The value of zone management goes beyond cutting input costs; it also allows farmers to effectively focus inputs and attention.
If you don’t have background information on a field, then grid-based management does the job, says Brad Beutke, who helps with the Farm Journal Test Plots and farms near Clinton, Ill. “But if you have yield history, calibrated yields maps, soil surveys, elevation maps or aerial imagery, for example, then it’s worth the effort to take advantage of the data.”
Instead of trying to randomize out variability with a super-imposed grid, zone management uses historical data and experience to pave a path. Regardless of where you are on the technology adoption curve, zone management is beneficial.
Build your foundation for zone management based on soil characteristics. Take into account soil variables such as texture, slope, depth, organic matter, fertility, cation exchange capacity (CEC), pH, drainage and density layers. In most cases, a free soil survey map found online provides a starting point to identify the variability of these factors.
Field management zones should be based on soil information and further refined using data from calibrated yield maps, normalized difference vegetation index (NDVI) maps, aerial imagery and remote sensing.
Use the data to manually draw zones on maps before moving to software. The manual process allows you to ground truth your zones.
“Be careful identifying man-made yield zones,” Beutke notes. “A computer doesn’t know the difference between a spot where yield dropped because an operator made a mistake with the planter versus a natural yield change. Farmers and agronomists with boots on the ground do know, though.”

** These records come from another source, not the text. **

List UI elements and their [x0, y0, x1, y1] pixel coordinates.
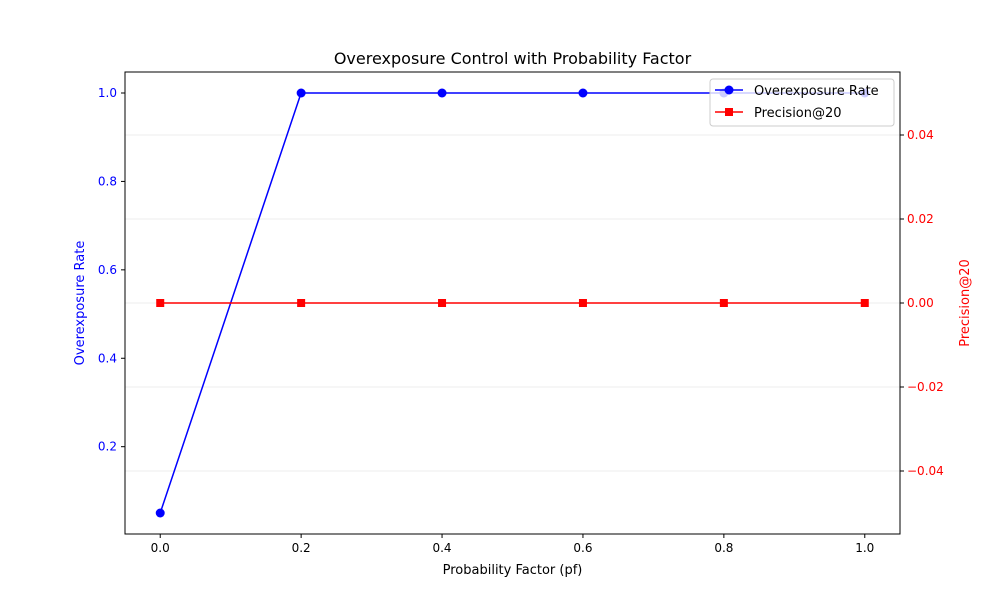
- chart-title: Overexposure Control with Probability Fa…: [334, 49, 692, 68]
- y-axis-left: 0.2 0.4 0.6 0.8 1.0: [98, 86, 125, 454]
- x-tick-label: 0.2: [292, 541, 311, 555]
- x-tick-label: 1.0: [855, 541, 874, 555]
- data-point-overexposure-rate: [296, 88, 306, 98]
- y-axis-left-title: Overexposure Rate: [73, 241, 88, 366]
- y-left-tick-label: 0.6: [98, 263, 117, 277]
- y-axis-right: −0.04 −0.02 0.00 0.02 0.04: [900, 128, 944, 478]
- data-point-precision-at-20: [578, 299, 587, 307]
- legend-marker-overexposure-rate: [724, 85, 734, 95]
- x-tick-label: 0.8: [714, 541, 733, 555]
- x-axis-title: Probability Factor (pf): [443, 563, 583, 578]
- y-right-tick-label: 0.00: [907, 296, 934, 310]
- data-point-precision-at-20: [719, 299, 728, 307]
- legend-frame: [709, 78, 895, 127]
- series-layer: [155, 88, 870, 518]
- data-point-overexposure-rate: [155, 508, 165, 518]
- data-point-precision-at-20: [438, 299, 447, 307]
- y-left-tick-label: 0.8: [98, 174, 117, 188]
- legend-label-precision-at-20: Precision@20: [754, 106, 842, 121]
- x-tick-label: 0.4: [432, 541, 451, 555]
- x-axis: 0.0 0.2 0.4 0.6 0.8 1.0: [151, 534, 874, 555]
- y-right-tick-label: −0.04: [907, 464, 944, 478]
- data-point-overexposure-rate: [578, 88, 588, 98]
- y-left-tick-label: 0.2: [98, 440, 117, 454]
- data-point-precision-at-20: [860, 299, 869, 307]
- y-right-tick-label: 0.04: [907, 128, 934, 142]
- x-tick-label: 0.6: [573, 541, 592, 555]
- legend-marker-precision-at-20: [725, 108, 733, 116]
- data-point-precision-at-20: [297, 299, 306, 307]
- legend-label-overexposure-rate: Overexposure Rate: [754, 84, 879, 99]
- data-point-overexposure-rate: [437, 88, 447, 98]
- y-left-tick-label: 1.0: [98, 86, 117, 100]
- legend: Overexposure Rate Precision@20: [709, 78, 895, 127]
- y-axis-right-title: Precision@20: [958, 259, 973, 347]
- x-tick-label: 0.0: [151, 541, 170, 555]
- y-left-tick-label: 0.4: [98, 351, 117, 365]
- data-point-precision-at-20: [156, 299, 165, 307]
- y-right-tick-label: −0.02: [907, 380, 944, 394]
- y-right-tick-label: 0.02: [907, 212, 934, 226]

Start by looking for zones that repeat themselves year after year. It generally takes three to five years of data collection to accurately establish zones. The result should be zones that range from three acres to seven acres. Zones can be merged back together in the future if variability doesn’t continue to present itself.

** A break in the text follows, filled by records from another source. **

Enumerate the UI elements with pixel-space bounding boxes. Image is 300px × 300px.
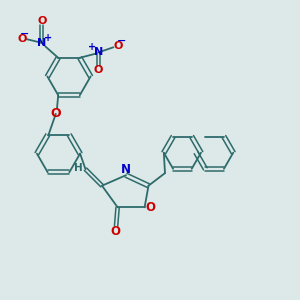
Text: O: O — [17, 34, 27, 44]
Text: −: − — [117, 36, 126, 46]
Text: H: H — [74, 163, 82, 173]
Text: O: O — [94, 65, 103, 75]
Text: +: + — [44, 33, 52, 43]
Text: −: − — [20, 29, 29, 39]
Text: N: N — [94, 47, 103, 57]
Text: O: O — [50, 107, 61, 120]
Text: O: O — [111, 225, 121, 238]
Text: N: N — [37, 38, 46, 48]
Text: O: O — [146, 201, 156, 214]
Text: N: N — [121, 163, 131, 176]
Text: O: O — [37, 16, 46, 26]
Text: +: + — [88, 42, 96, 52]
Text: O: O — [113, 41, 123, 51]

Once you create management zones, pull soil samples from each zone. The samples should show little variability within the zone, and the CEC, organic matter and fertility should be consistent across zones.
Well-defined and -verified management zones lay the groundwork for variable-rate technology (VRT). “Management zones are a farmer’s guide to variable-rate farming,” Beutke says. “You can manage all your prescriptions—dry fertilizer, nitrogen, plant population and hybrids—based off zone management systems.”
“Farmers want variable-rate population and nitrogen, but until management zones are established, there’s no good way for those to work,” adds Missy Bauer, Farm Journal Associate Field Agronomist.
When it comes to VRT, plant spacing must be perfect and higher ear counts demand uniformity. “If your plant spacing is a train wreck, don’t move forward with variable rate because you’ll change your populations, but it won’t impact your ear counts,” Bauer says.
Using zone management is a journey—not a destination. The more effort you invest in verifying management zones, the greater the payback to your bottom line.